There are many ways in which one can look back in history, especially at one of our more defining moments of that period of time. An ugly period of time, when you think about it. Out of such a period, there would in fact be reformers such as Thomas Paine. There would also be revolutionaries such as James Madison, Thomas Jefferson, George Washington, and etc. People who didn’t care for the status quo, of being a colony during this era and under these circumstances. Also, bearing in mind that Karl Marx, hadn’t been born yet. However, by the time he was born and growing up, his geographical area of Europe, probably hadn’t seen the flashes of light that came from enlightenment and reformation. But he was aware of the fact that it had taken place in other parts of the globe. Undoubtedly, he was aware of the American and French revolutions. Undoubtedly, he had some historical facts at hand as to why those revolutions even occurred. Finally, if you are some aristocrat that puts vast acreage of, what was after all once public holdings (land once held in common by the common people). Your wealth makes it possible. Your position in society makes it possible. But in the process, you deny a lot of people their daily bread. Wouldn’t this article of faith about money, to the extent that those who have it, now covet everything that those who don’t have it, but who do have something of value in their possession: in this case, land. Tend to blindfold the rich and influential, to any sense of compassion and humanitarian interests, in those less well off than themselves? It would certainly seem to. To mean, by the time of the French Revolution, British aristocrats were actually fearing for their own safety. After all, England was creating very similar circumstances, that touched off the French Revolution.
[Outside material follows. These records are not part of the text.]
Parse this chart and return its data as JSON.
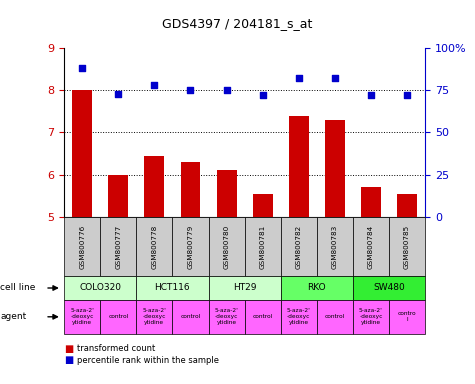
{
  "title": "GDS4397 / 204181_s_at",
  "samples": [
    "GSM800776",
    "GSM800777",
    "GSM800778",
    "GSM800779",
    "GSM800780",
    "GSM800781",
    "GSM800782",
    "GSM800783",
    "GSM800784",
    "GSM800785"
  ],
  "bar_values": [
    8.0,
    6.0,
    6.45,
    6.3,
    6.1,
    5.55,
    7.4,
    7.3,
    5.7,
    5.55
  ],
  "dot_values_right": [
    88.0,
    73.0,
    78.0,
    75.0,
    75.0,
    72.0,
    82.0,
    82.0,
    72.0,
    72.0
  ],
  "ylim_left": [
    5.0,
    9.0
  ],
  "ylim_right": [
    0,
    100
  ],
  "yticks_left": [
    5,
    6,
    7,
    8,
    9
  ],
  "yticks_right": [
    0,
    25,
    50,
    75,
    100
  ],
  "bar_color": "#cc0000",
  "dot_color": "#0000cc",
  "bar_bottom": 5.0,
  "cell_lines": [
    {
      "label": "COLO320",
      "start": 0,
      "end": 2,
      "color": "#ccffcc"
    },
    {
      "label": "HCT116",
      "start": 2,
      "end": 4,
      "color": "#ccffcc"
    },
    {
      "label": "HT29",
      "start": 4,
      "end": 6,
      "color": "#ccffcc"
    },
    {
      "label": "RKO",
      "start": 6,
      "end": 8,
      "color": "#66ff66"
    },
    {
      "label": "SW480",
      "start": 8,
      "end": 10,
      "color": "#33ee33"
    }
  ],
  "agents": [
    {
      "label": "5-aza-2'\n-deoxyc\nytidine",
      "start": 0,
      "end": 1,
      "color": "#ff66ff"
    },
    {
      "label": "control",
      "start": 1,
      "end": 2,
      "color": "#ff66ff"
    },
    {
      "label": "5-aza-2'\n-deoxyc\nytidine",
      "start": 2,
      "end": 3,
      "color": "#ff66ff"
    },
    {
      "label": "control",
      "start": 3,
      "end": 4,
      "color": "#ff66ff"
    },
    {
      "label": "5-aza-2'\n-deoxyc\nytidine",
      "start": 4,
      "end": 5,
      "color": "#ff66ff"
    },
    {
      "label": "control",
      "start": 5,
      "end": 6,
      "color": "#ff66ff"
    },
    {
      "label": "5-aza-2'\n-deoxyc\nytidine",
      "start": 6,
      "end": 7,
      "color": "#ff66ff"
    },
    {
      "label": "control",
      "start": 7,
      "end": 8,
      "color": "#ff66ff"
    },
    {
      "label": "5-aza-2'\n-deoxyc\nytidine",
      "start": 8,
      "end": 9,
      "color": "#ff66ff"
    },
    {
      "label": "contro\nl",
      "start": 9,
      "end": 10,
      "color": "#ff66ff"
    }
  ],
  "legend_items": [
    {
      "label": "transformed count",
      "color": "#cc0000"
    },
    {
      "label": "percentile rank within the sample",
      "color": "#0000cc"
    }
  ],
  "tick_label_color_left": "#cc0000",
  "tick_label_color_right": "#0000cc",
  "sample_box_color": "#cccccc",
  "cell_line_row_label": "cell line",
  "agent_row_label": "agent"
}
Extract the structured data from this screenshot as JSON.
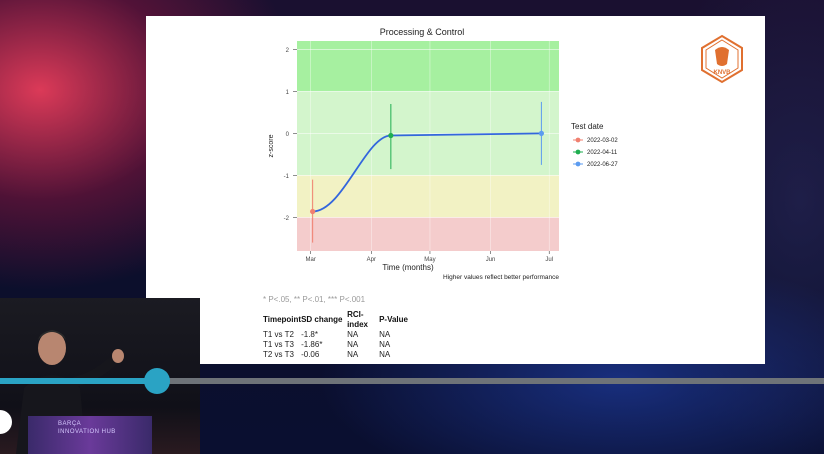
{
  "chart_data": {
    "type": "line",
    "title": "Processing & Control",
    "xlabel": "Time (months)",
    "ylabel": "z-score",
    "x_ticks": [
      "Mar",
      "Apr",
      "May",
      "Jun",
      "Jul"
    ],
    "y_ticks": [
      "2",
      "1",
      "0",
      "-1",
      "-2"
    ],
    "ylim": [
      -2.8,
      2.2
    ],
    "bands": [
      {
        "from": 1,
        "to": 2.2,
        "color": "#a6f0a0"
      },
      {
        "from": -1,
        "to": 1,
        "color": "#d3f5cc"
      },
      {
        "from": -2,
        "to": -1,
        "color": "#f2f2c4"
      },
      {
        "from": -2.8,
        "to": -2,
        "color": "#f4cccc"
      }
    ],
    "points": [
      {
        "date": "2022-03-02",
        "y": -1.86,
        "err_low": -2.6,
        "err_high": -1.1,
        "color": "#f08070"
      },
      {
        "date": "2022-04-11",
        "y": -0.05,
        "err_low": -0.85,
        "err_high": 0.7,
        "color": "#1fae50"
      },
      {
        "date": "2022-06-27",
        "y": 0.0,
        "err_low": -0.75,
        "err_high": 0.75,
        "color": "#5c9cf0"
      }
    ],
    "legend_title": "Test date",
    "legend": [
      "2022-03-02",
      "2022-04-11",
      "2022-06-27"
    ],
    "legend_position": "right",
    "caption": "Higher values reflect better performance"
  },
  "footnote": "* P<.05, ** P<.01, *** P<.001",
  "table": {
    "headers": [
      "Timepoint",
      "SD change",
      "RCI-index",
      "P-Value"
    ],
    "rows": [
      [
        "T1 vs T2",
        "-1.8*",
        "NA",
        "NA"
      ],
      [
        "T1 vs T3",
        "-1.86*",
        "NA",
        "NA"
      ],
      [
        "T2 vs T3",
        "-0.06",
        "NA",
        "NA"
      ]
    ]
  },
  "logo_text": "KNVB",
  "webcam": {
    "podium_line1": "BARÇA",
    "podium_line2": "INNOVATION HUB"
  },
  "player": {
    "progress": 0.19
  }
}
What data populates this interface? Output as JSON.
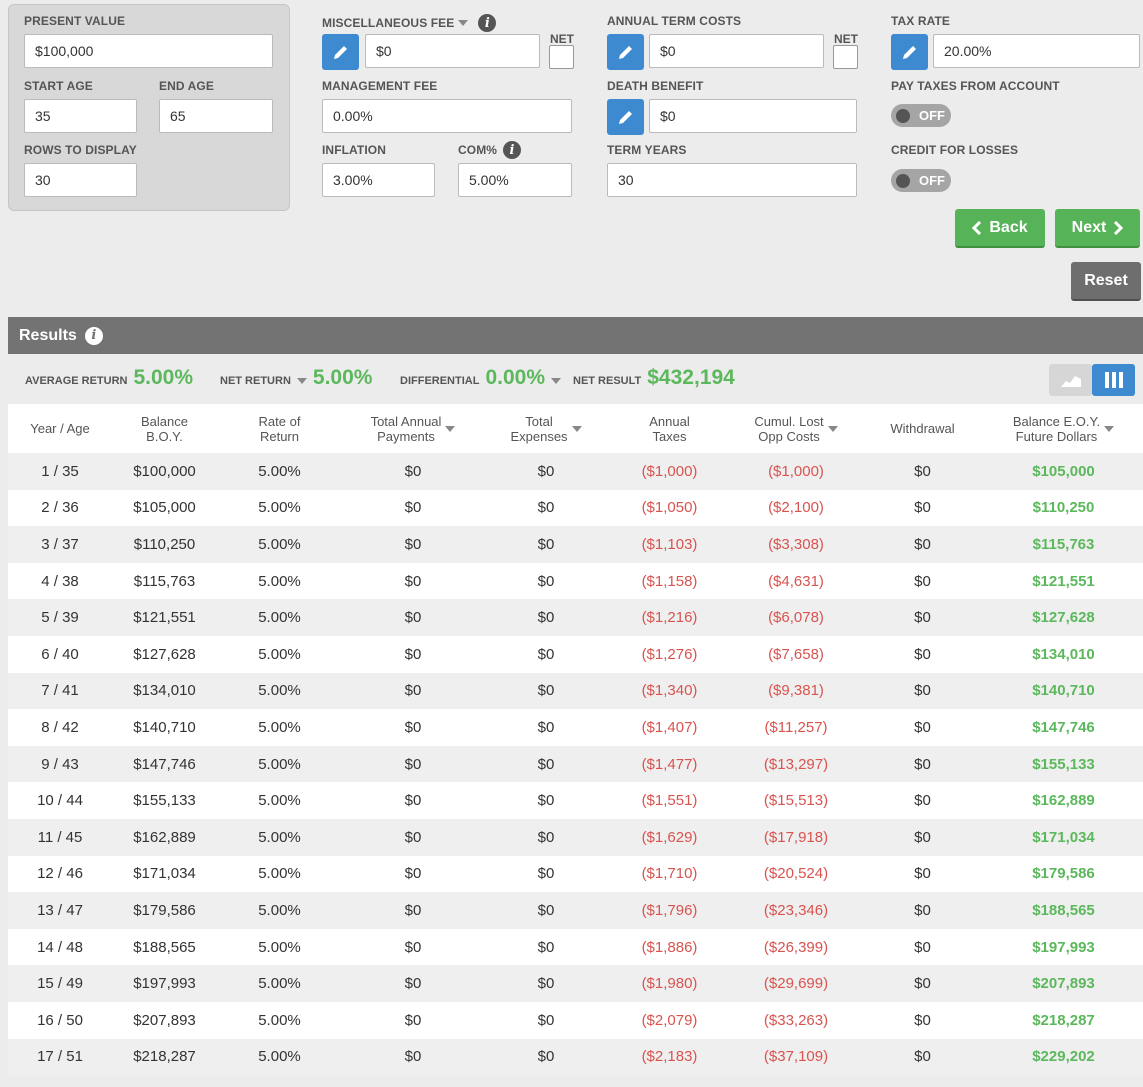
{
  "inputs": {
    "present_value": {
      "label": "PRESENT VALUE",
      "value": "$100,000"
    },
    "start_age": {
      "label": "START AGE",
      "value": "35"
    },
    "end_age": {
      "label": "END AGE",
      "value": "65"
    },
    "rows_to_display": {
      "label": "ROWS TO DISPLAY",
      "value": "30"
    },
    "misc_fee": {
      "label": "MISCELLANEOUS FEE",
      "value": "$0",
      "net_label": "NET"
    },
    "management_fee": {
      "label": "MANAGEMENT FEE",
      "value": "0.00%"
    },
    "inflation": {
      "label": "INFLATION",
      "value": "3.00%"
    },
    "com": {
      "label": "COM%",
      "value": "5.00%"
    },
    "annual_term_costs": {
      "label": "ANNUAL TERM COSTS",
      "value": "$0",
      "net_label": "NET"
    },
    "death_benefit": {
      "label": "DEATH BENEFIT",
      "value": "$0"
    },
    "term_years": {
      "label": "TERM YEARS",
      "value": "30"
    },
    "tax_rate": {
      "label": "TAX RATE",
      "value": "20.00%"
    },
    "pay_taxes": {
      "label": "PAY TAXES FROM ACCOUNT",
      "state": "OFF"
    },
    "credit_losses": {
      "label": "CREDIT FOR LOSSES",
      "state": "OFF"
    }
  },
  "buttons": {
    "back": "Back",
    "next": "Next",
    "reset": "Reset"
  },
  "results": {
    "title": "Results",
    "average_return": {
      "label": "AVERAGE RETURN",
      "value": "5.00%"
    },
    "net_return": {
      "label": "NET RETURN",
      "value": "5.00%"
    },
    "differential": {
      "label": "DIFFERENTIAL",
      "value": "0.00%"
    },
    "net_result": {
      "label": "NET RESULT",
      "value": "$432,194"
    }
  },
  "colors": {
    "accent_blue": "#3d8ad1",
    "positive": "#5cb85c",
    "negative": "#d9534f",
    "button_green": "#57b357"
  },
  "table": {
    "headers": [
      {
        "line1": "Year / Age",
        "line2": "",
        "sortable": false
      },
      {
        "line1": "Balance",
        "line2": "B.O.Y.",
        "sortable": false
      },
      {
        "line1": "Rate of",
        "line2": "Return",
        "sortable": false
      },
      {
        "line1": "Total Annual",
        "line2": "Payments",
        "sortable": true
      },
      {
        "line1": "Total",
        "line2": "Expenses",
        "sortable": true
      },
      {
        "line1": "Annual",
        "line2": "Taxes",
        "sortable": false
      },
      {
        "line1": "Cumul. Lost",
        "line2": "Opp Costs",
        "sortable": true
      },
      {
        "line1": "Withdrawal",
        "line2": "",
        "sortable": false
      },
      {
        "line1": "Balance E.O.Y.",
        "line2": "Future Dollars",
        "sortable": true
      }
    ],
    "rows": [
      [
        "1 / 35",
        "$100,000",
        "5.00%",
        "$0",
        "$0",
        "($1,000)",
        "($1,000)",
        "$0",
        "$105,000"
      ],
      [
        "2 / 36",
        "$105,000",
        "5.00%",
        "$0",
        "$0",
        "($1,050)",
        "($2,100)",
        "$0",
        "$110,250"
      ],
      [
        "3 / 37",
        "$110,250",
        "5.00%",
        "$0",
        "$0",
        "($1,103)",
        "($3,308)",
        "$0",
        "$115,763"
      ],
      [
        "4 / 38",
        "$115,763",
        "5.00%",
        "$0",
        "$0",
        "($1,158)",
        "($4,631)",
        "$0",
        "$121,551"
      ],
      [
        "5 / 39",
        "$121,551",
        "5.00%",
        "$0",
        "$0",
        "($1,216)",
        "($6,078)",
        "$0",
        "$127,628"
      ],
      [
        "6 / 40",
        "$127,628",
        "5.00%",
        "$0",
        "$0",
        "($1,276)",
        "($7,658)",
        "$0",
        "$134,010"
      ],
      [
        "7 / 41",
        "$134,010",
        "5.00%",
        "$0",
        "$0",
        "($1,340)",
        "($9,381)",
        "$0",
        "$140,710"
      ],
      [
        "8 / 42",
        "$140,710",
        "5.00%",
        "$0",
        "$0",
        "($1,407)",
        "($11,257)",
        "$0",
        "$147,746"
      ],
      [
        "9 / 43",
        "$147,746",
        "5.00%",
        "$0",
        "$0",
        "($1,477)",
        "($13,297)",
        "$0",
        "$155,133"
      ],
      [
        "10 / 44",
        "$155,133",
        "5.00%",
        "$0",
        "$0",
        "($1,551)",
        "($15,513)",
        "$0",
        "$162,889"
      ],
      [
        "11 / 45",
        "$162,889",
        "5.00%",
        "$0",
        "$0",
        "($1,629)",
        "($17,918)",
        "$0",
        "$171,034"
      ],
      [
        "12 / 46",
        "$171,034",
        "5.00%",
        "$0",
        "$0",
        "($1,710)",
        "($20,524)",
        "$0",
        "$179,586"
      ],
      [
        "13 / 47",
        "$179,586",
        "5.00%",
        "$0",
        "$0",
        "($1,796)",
        "($23,346)",
        "$0",
        "$188,565"
      ],
      [
        "14 / 48",
        "$188,565",
        "5.00%",
        "$0",
        "$0",
        "($1,886)",
        "($26,399)",
        "$0",
        "$197,993"
      ],
      [
        "15 / 49",
        "$197,993",
        "5.00%",
        "$0",
        "$0",
        "($1,980)",
        "($29,699)",
        "$0",
        "$207,893"
      ],
      [
        "16 / 50",
        "$207,893",
        "5.00%",
        "$0",
        "$0",
        "($2,079)",
        "($33,263)",
        "$0",
        "$218,287"
      ],
      [
        "17 / 51",
        "$218,287",
        "5.00%",
        "$0",
        "$0",
        "($2,183)",
        "($37,109)",
        "$0",
        "$229,202"
      ]
    ]
  }
}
It is against this particular back drop, that Thomas Paine was born and grew up. It is also because of this fact of history, that Thomas Paine found a few reasons to absolutely detest it. He saw inequality; and the terrible results it produced. If he could argue toward a far greater sense of equality, where each man would be free to pursue his own happiness, then he most certainly would. For that, Mr. Paine would become a most hated man in his own right.

Where possible, I collected a few of Mr. Paine’s books. He had a view of religion (Age of Reason), that basically saw religion as a “thing” at odds with man’s progress. Especially in matters of science. Well, he did have an entire history, in which he would have been entirely vindicated in that view. But for holding such a view, John Adams no less, would detest him for such a publication. For presenting such a factual view, Thomas Paine would be given the “dirty atheist” designation. I didn’t exactly see that Mr. Paine held a low or no opinion of God. What I did see, was that Mr. Paine held a low opinion of religion, to ever get it right. Indeed, did any Christian churches, speak out against starving people, in Great Britain? Or did they just go with what ever the crown and the aristocrats preferred? Did any kind of priest tell aristocrats about not taking a poor man’s sheep a la what a prophet said to King David? Or did they prefer to just go along with what the crown and the aristocrats preferred? Then I will guess, that it would take one Thomas Paine, to radicalize a need to remember these humanitarian concerns.

Looking back on this history, Craig Nelson made a heavy use of progressives. Meaning, for their time, liberals to radicals. Social reformers of the kind, who spoke out against a “status quo” that caused so much suffering, while satisfying “the elite.” These same progressives (long before Karl Marx) thought that they could in fact, ease this burden and further, change something fundamental about the future of human society. In just the first chapters, Mr. Nelson tells us about humanists. That’s not a “humanist” circa the 20th century and the eye-rolling hilarity of the things they claim. Rather, the humanists of the 18th century, were in fact people who saw the suffering, the injustices that people faced, and sincerely wished to do something about it. Long before Karl Marx, and “progressive” is vindicated, by trying to advance the lot of human society. Quite frankly, when was it ever supposed to have become a dirty word?